Monday, May 22, 2006

Thinking about space

Before I came to Taipei for the first time I was living in Berkeley, where I began my Chinese studies. Once I had made my decision to continue my studies in Taiwan, people were telling me all sorts of bad things about living here--about the weather, about the traffic, about the pollution, etc. Then, a Berkeley architecture student from Hong Kong living in my building said: Taipei is a really nice city. I asked her if she meant it had really nice architecture. Her reply came to mind as I was roaming the city yesterday: "I wouldn't just focus on the structure or appearance of the buildings; you should consider the way that space is utilized." I don't know much about architecture theory, so perhaps someone who does (you know who you are) could explain this.

Now, after my arrival in Taipei in 1996, it took me quite a long time to really appreciate the city. Notions of American urban skylines and European city facades were too embedded in my thinking. When I thought, as I still tend to do, about architecture, I pictured structures. And to be honest, I never found the appearance of most buildings here to be that spectacular, that is, except for the temples (but even there, they are for the most part of the same mold.) Many buildings don't even seem to be meant to serve as permanent structures. I mean, watching down below from the metro traveling from Xinbeitou to Beitou, you can't help but notice that many of the roofs are constructed of that toughshed material, probably the quickest, easiest roof to throw on.
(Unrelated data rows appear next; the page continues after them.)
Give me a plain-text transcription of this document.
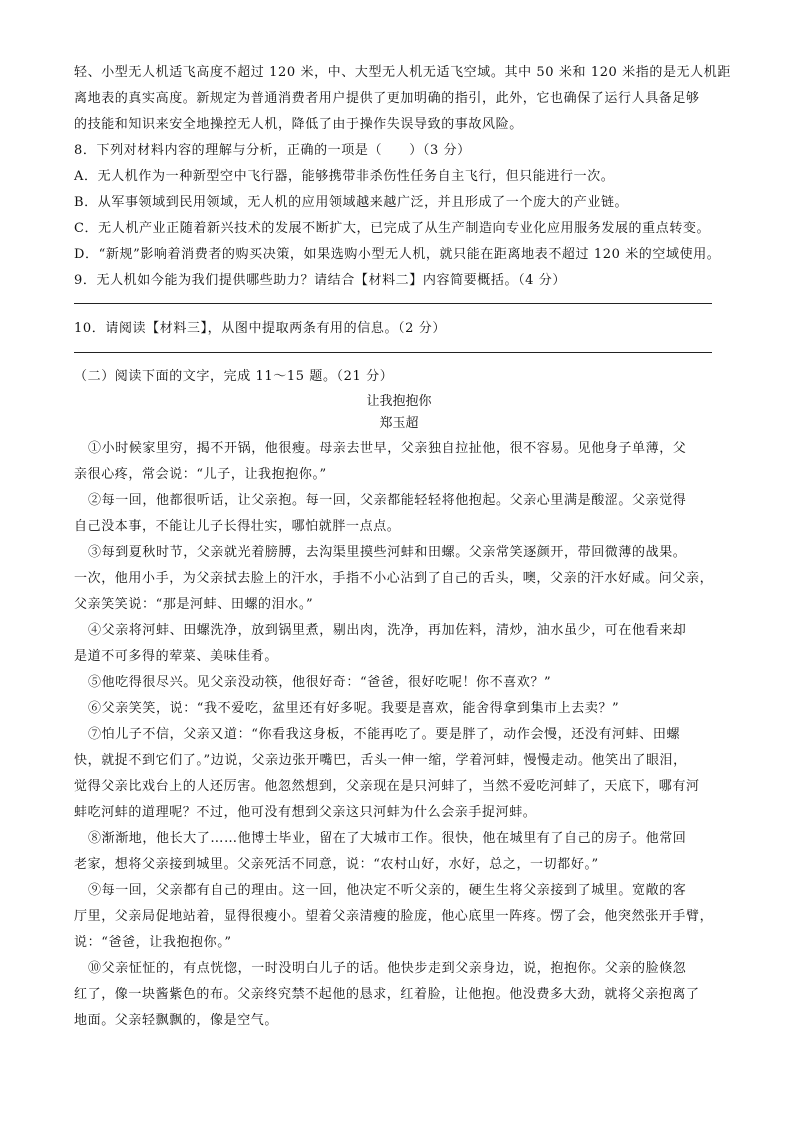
轻、小型无人机适飞高度不超过 120 米，中、大型无人机无适飞空域。其中 50 米和 120 米指的是无人机距

离地表的真实高度。新规定为普通消费者用户提供了更加明确的指引，此外，它也确保了运行人具备足够

的技能和知识来安全地操控无人机，降低了由于操作失误导致的事故风险。

8．下列对材料内容的理解与分析，正确的一项是（　　）（3 分）

A．无人机作为一种新型空中飞行器，能够携带非杀伤性任务自主飞行，但只能进行一次。

B．从军事领域到民用领域，无人机的应用领域越来越广泛，并且形成了一个庞大的产业链。

C．无人机产业正随着新兴技术的发展不断扩大，已完成了从生产制造向专业化应用服务发展的重点转变。

D．“新规”影响着消费者的购买决策，如果选购小型无人机，就只能在距离地表不超过 120 米的空域使用。

9．无人机如今能为我们提供哪些助力？请结合【材料二】内容简要概括。（4 分）

10．请阅读【材料三】，从图中提取两条有用的信息。（2 分）

（二）阅读下面的文字，完成 11～15 题。（21 分）

让我抱抱你

郑玉超

①小时候家里穷，揭不开锅，他很瘦。母亲去世早，父亲独自拉扯他，很不容易。见他身子单薄，父

亲很心疼，常会说：“儿子，让我抱抱你。”

②每一回，他都很听话，让父亲抱。每一回，父亲都能轻轻将他抱起。父亲心里满是酸涩。父亲觉得

自己没本事，不能让儿子长得壮实，哪怕就胖一点点。

③每到夏秋时节，父亲就光着膀膊，去沟渠里摸些河蚌和田螺。父亲常笑逐颜开，带回微薄的战果。

一次，他用小手，为父亲拭去脸上的汗水，手指不小心沾到了自己的舌头，噢，父亲的汗水好咸。问父亲，

父亲笑笑说：“那是河蚌、田螺的泪水。”

④父亲将河蚌、田螺洗净，放到锅里煮，剔出肉，洗净，再加佐料，清炒，油水虽少，可在他看来却

是道不可多得的荤菜、美味佳肴。

⑤他吃得很尽兴。见父亲没动筷，他很好奇：“爸爸，很好吃呢！你不喜欢？”

⑥父亲笑笑，说：“我不爱吃，盆里还有好多呢。我要是喜欢，能舍得拿到集市上去卖？”

⑦怕儿子不信，父亲又道：“你看我这身板，不能再吃了。要是胖了，动作会慢，还没有河蚌、田螺

快，就捉不到它们了。”边说，父亲边张开嘴巴，舌头一伸一缩，学着河蚌，慢慢走动。他笑出了眼泪，

觉得父亲比戏台上的人还厉害。他忽然想到，父亲现在是只河蚌了，当然不爱吃河蚌了，天底下，哪有河

蚌吃河蚌的道理呢？不过，他可没有想到父亲这只河蚌为什么会亲手捉河蚌。

⑧渐渐地，他长大了……他博士毕业，留在了大城市工作。很快，他在城里有了自己的房子。他常回

老家，想将父亲接到城里。父亲死活不同意，说：“农村山好，水好，总之，一切都好。”

⑨每一回，父亲都有自己的理由。这一回，他决定不听父亲的，硬生生将父亲接到了城里。宽敞的客

厅里，父亲局促地站着，显得很瘦小。望着父亲清瘦的脸庞，他心底里一阵疼。愣了会，他突然张开手臂，

说：“爸爸，让我抱抱你。”

⑩父亲怔怔的，有点恍惚，一时没明白儿子的话。他快步走到父亲身边，说，抱抱你。父亲的脸倏忽

红了，像一块酱紫色的布。父亲终究禁不起他的恳求，红着脸，让他抱。他没费多大劲，就将父亲抱离了

地面。父亲轻飘飘的，像是空气。
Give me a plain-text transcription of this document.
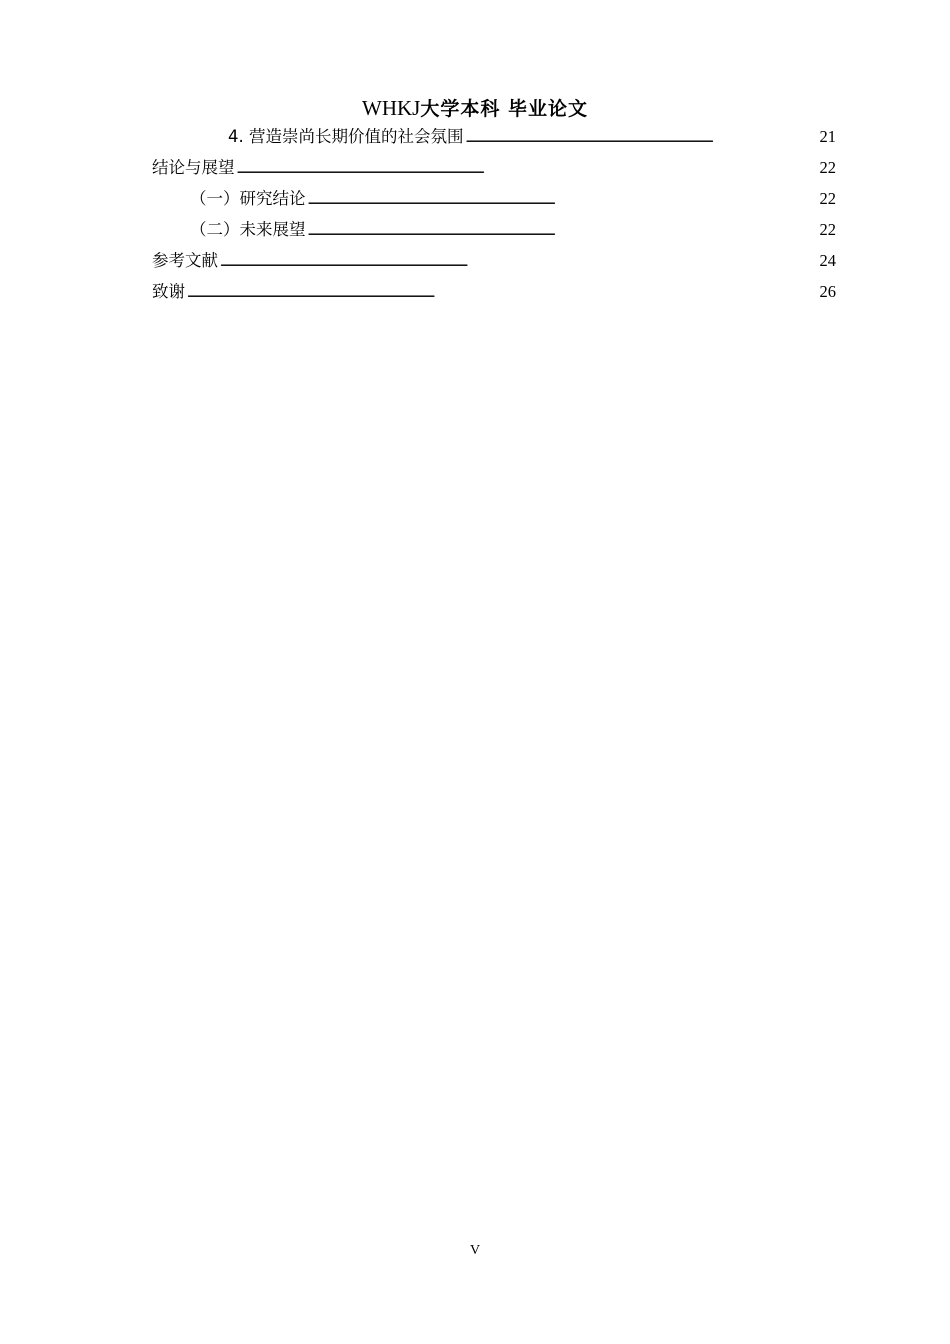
WHKJ大学本科 毕业论文
4. 营造崇尚长期价值的社会氛围 . . .	21
结论与展望 . . .	22
（一）研究结论 . . .	22
（二）未来展望 . . .	22
参考文献 . . .	24
致谢 . . .	26
V
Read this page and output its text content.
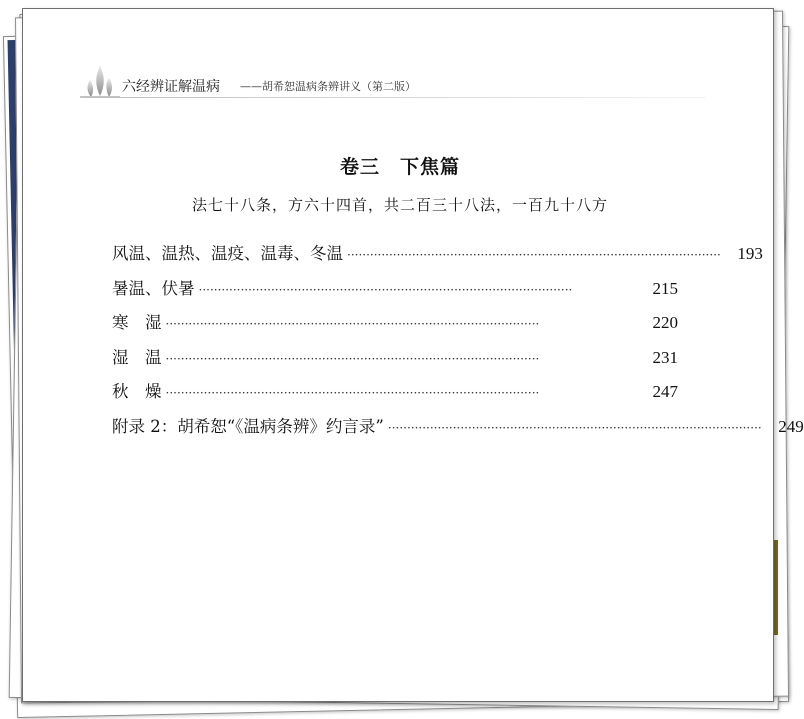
六经辨证解温病 ——胡希恕温病条辨讲义（第二版）
卷三　下焦篇
法七十八条，方六十四首，共二百三十八法，一百九十八方
风温、温热、温疫、温毒、冬温 ·································································································· 193
暑温、伏暑 ··································································································	215
寒　湿 ··································································································	220
湿　温 ··································································································	231
秋　燥 ··································································································	247
附录 2：胡希恕“《温病条辨》约言录” ·································································································· 249
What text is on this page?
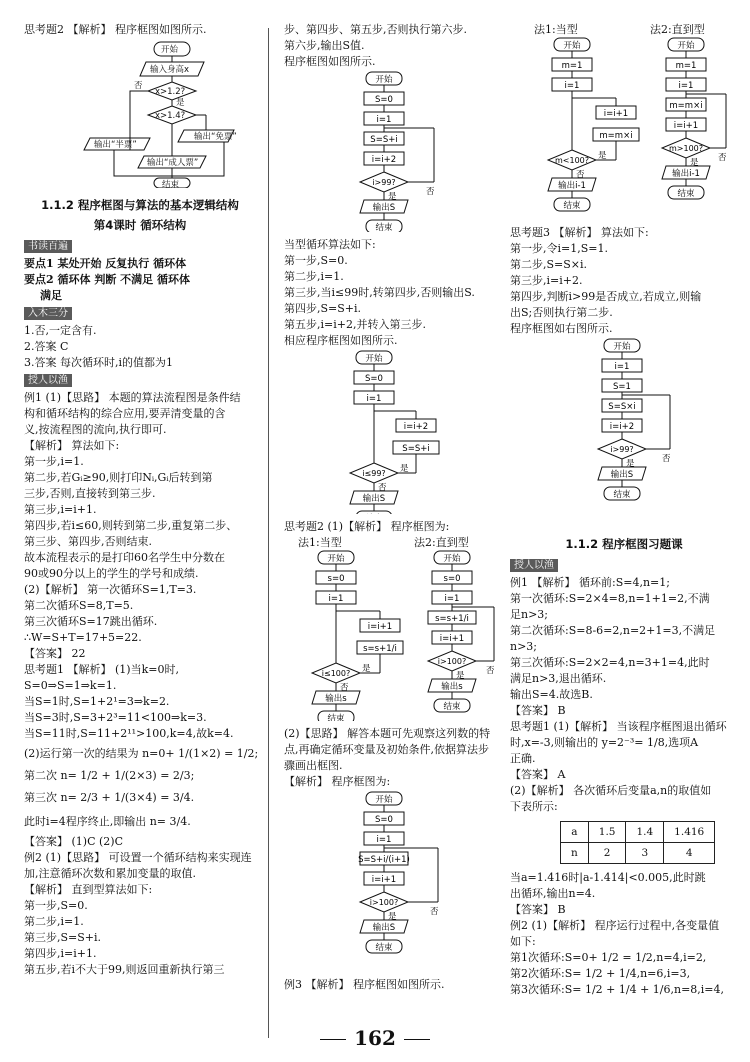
思考题2 【解析】 程序框图如图所示.
开始
输入身高x
x>1.2?
x>1.4?
否
是
输出“免票”
输出“半票”
输出“成人票”
结束
1.1.2 程序框图与算法的基本逻辑结构
第4课时 循环结构
书读百遍
要点1 某处开始 反复执行 循环体
要点2 循环体 判断 不满足 循环体
满足
入木三分
1.否,一定含有.
2.答案 C
3.答案 每次循环时,i的值都为1
授人以渔
例1 (1)【思路】 本题的算法流程图是条件结
构和循环结构的综合应用,要弄清变量的含
义,按流程图的流向,执行即可.
【解析】 算法如下:
第一步,i=1.
第二步,若Gᵢ≥90,则打印Nᵢ,Gᵢ后转到第
三步,否则,直接转到第三步.
第三步,i=i+1.
第四步,若i≤60,则转到第二步,重复第二步、
第三步、第四步,否则结束.
故本流程表示的是打印60名学生中分数在
90或90分以上的学生的学号和成绩.
(2)【解析】 第一次循环S=1,T=3.
第二次循环S=8,T=5.
第三次循环S=17跳出循环.
∴W=S+T=17+5=22.
【答案】 22
思考题1 【解析】 (1)当k=0时,
S=0⇒S=1⇒k=1.
当S=1时,S=1+2¹=3⇒k=2.
当S=3时,S=3+2³=11<100⇒k=3.
当S=11时,S=11+2¹¹>100,k=4,故k=4.
(2)运行第一次的结果为 n=0+ 1/(1×2) = 1/2;
第二次 n= 1/2 + 1/(2×3) = 2/3;
第三次 n= 2/3 + 1/(3×4) = 3/4.
此时i=4程序终止,即输出 n= 3/4.
【答案】 (1)C (2)C
例2 (1)【思路】 可设置一个循环结构来实现连
加,注意循环次数和累加变量的取值.
【解析】 直到型算法如下:
第一步,S=0.
第二步,i=1.
第三步,S=S+i.
第四步,i=i+1.
第五步,若i不大于99,则返回重新执行第三
步、第四步、第五步,否则执行第六步.
第六步,输出S值.
程序框图如图所示.
开始
S=0
i=1
S=S+i
i=i+2
i>99?
否
是
输出S
结束
当型循环算法如下:
第一步,S=0.
第二步,i=1.
第三步,当i≤99时,转第四步,否则输出S.
第四步,S=S+i.
第五步,i=i+2,并转入第三步.
相应程序框图如图所示.
开始
S=0
i=1
i=i+2
S=S+i
i≤99? 是
否
输出S
思考题2 (1)【解析】 程序框图为:
法1:当型	法2:直到型
开始
s=0
i=1
i=i+1
s=s+1/i
i≤100? 是
否
输出s
结束
开始
s=0
i=1
s=s+1/i
i=i+1
i>100?
否
是
输出s
结束
(2)【思路】 解答本题可先观察这列数的特
点,再确定循环变量及初始条件,依据算法步
骤画出框图.
【解析】 程序框图为:
开始
S=0
i=1
S=S+i/(i+1)
i=i+1
i>100?
否
是
输出S
结束
例3 【解析】 程序框图如图所示.
法1:当型	法2:直到型
开始
m=1
i=1
i=i+1
m=m×i
m<100? 是
否
输出i-1
结束
开始
m=1
i=1
m=m×i
i=i+1
m>100?
否
是
输出i-1
结束
思考题3 【解析】 算法如下:
第一步,令i=1,S=1.
第二步,S=S×i.
第三步,i=i+2.
第四步,判断i>99是否成立,若成立,则输
出S;否则执行第二步.
程序框图如右图所示.
开始
i=1
S=1
S=S×i
i=i+2
i>99?
否
是
输出S
结束
1.1.2 程序框图习题课
授人以渔
例1 【解析】 循环前:S=4,n=1;
第一次循环:S=2×4=8,n=1+1=2,不满
足n>3;
第二次循环:S=8-6=2,n=2+1=3,不满足
n>3;
第三次循环:S=2×2=4,n=3+1=4,此时
满足n>3,退出循环.
输出S=4.故选B.
【答案】 B
思考题1 (1)【解析】 当该程序框图退出循环
时,x=-3,则输出的 y=2⁻³= 1/8,选项A
正确.
【答案】 A
(2)【解析】 各次循环后变量a,n的取值如
下表所示:
a	1.5	1.4	1.416
n	2	3	4
当a=1.416时|a-1.414|<0.005,此时跳
出循环,输出n=4.
【答案】 B
例2 (1)【解析】 程序运行过程中,各变量值
如下:
第1次循环:S=0+ 1/2 = 1/2,n=4,i=2,
第2次循环:S= 1/2 + 1/4,n=6,i=3,
第3次循环:S= 1/2 + 1/4 + 1/6,n=8,i=4,
162
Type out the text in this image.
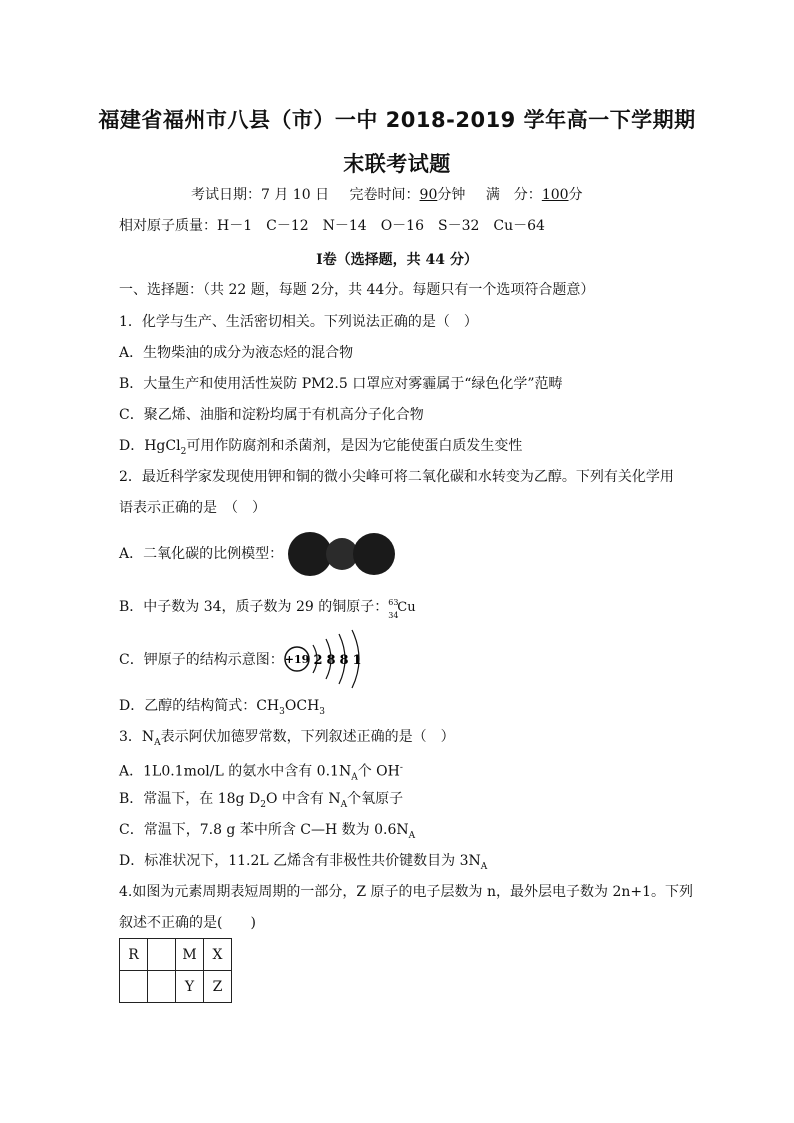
福建省福州市八县（市）一中 2018-2019 学年高一下学期期
末联考试题
考试日期：7 月 10 日 完卷时间：90分钟 满　分：100分
相对原子质量：H－1　C－12　N－14　O－16　S－32　Cu－64
Ⅰ卷（选择题，共 44 分）
一、选择题：（共 22 题，每题 2分，共 44分。每题只有一个选项符合题意）
1．化学与生产、生活密切相关。下列说法正确的是（　）
A．生物柴油的成分为液态烃的混合物
B．大量生产和使用活性炭防 PM2.5 口罩应对雾霾属于“绿色化学”范畴
C．聚乙烯、油脂和淀粉均属于有机高分子化合物
D．HgCl$_2$可用作防腐剂和杀菌剂，是因为它能使蛋白质发生变性
2．最近科学家发现使用钾和铜的微小尖峰可将二氧化碳和水转变为乙醇。下列有关化学用
语表示正确的是　（　）
A．二氧化碳的比例模型：
B．中子数为 34，质子数为 29 的铜原子： 63
34
Cu
C．钾原子的结构示意图： +19 2 8 8 1
D．乙醇的结构简式：$CH_3OCH_3$
3．$N_A$表示阿伏加德罗常数，下列叙述正确的是（　）
A．1L0.1mol/L 的氨水中含有 $0.1N_A$个 OH-
B．常温下，在 18g $D_2O$ 中含有 $N_A$个氧原子
C．常温下，7.8 g 苯中所含 C—H 数为 $0.6N_A$
D．标准状况下，11.2L 乙烯含有非极性共价键数目为 $3N_A$
4.如图为元素周期表短周期的一部分，Z 原子的电子层数为 n，最外层电子数为 2n+1。下列
叙述不正确的是(　　)
R		M	X
		Y	Z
Yesterday, as I was walking in the metro station mall, under the Taipei Train Station, I was thinking, and this likely won't come as a deep thought to experienced architects, but architectural design here, has one function in mind--that is, to utilize space so that the maximum amount of people can congregate. You see it in the metro station, in the parks, in the night markets, in the temples, in the walk from the City Government metro station to 101, and in the building itself. It is all about people congregating.

I eventually came to see the beauty in this city, and it wasn't in my mind, in the structure of the buildings. It was in the people moving about within and without them.

Of course, building like 101 serve a greater function than that. 101 is an emblem of this place. You can see it from almost anywhere in the city. It won't always be the world's tallest building, but for a long time to come, it will be Taipei's tallest building.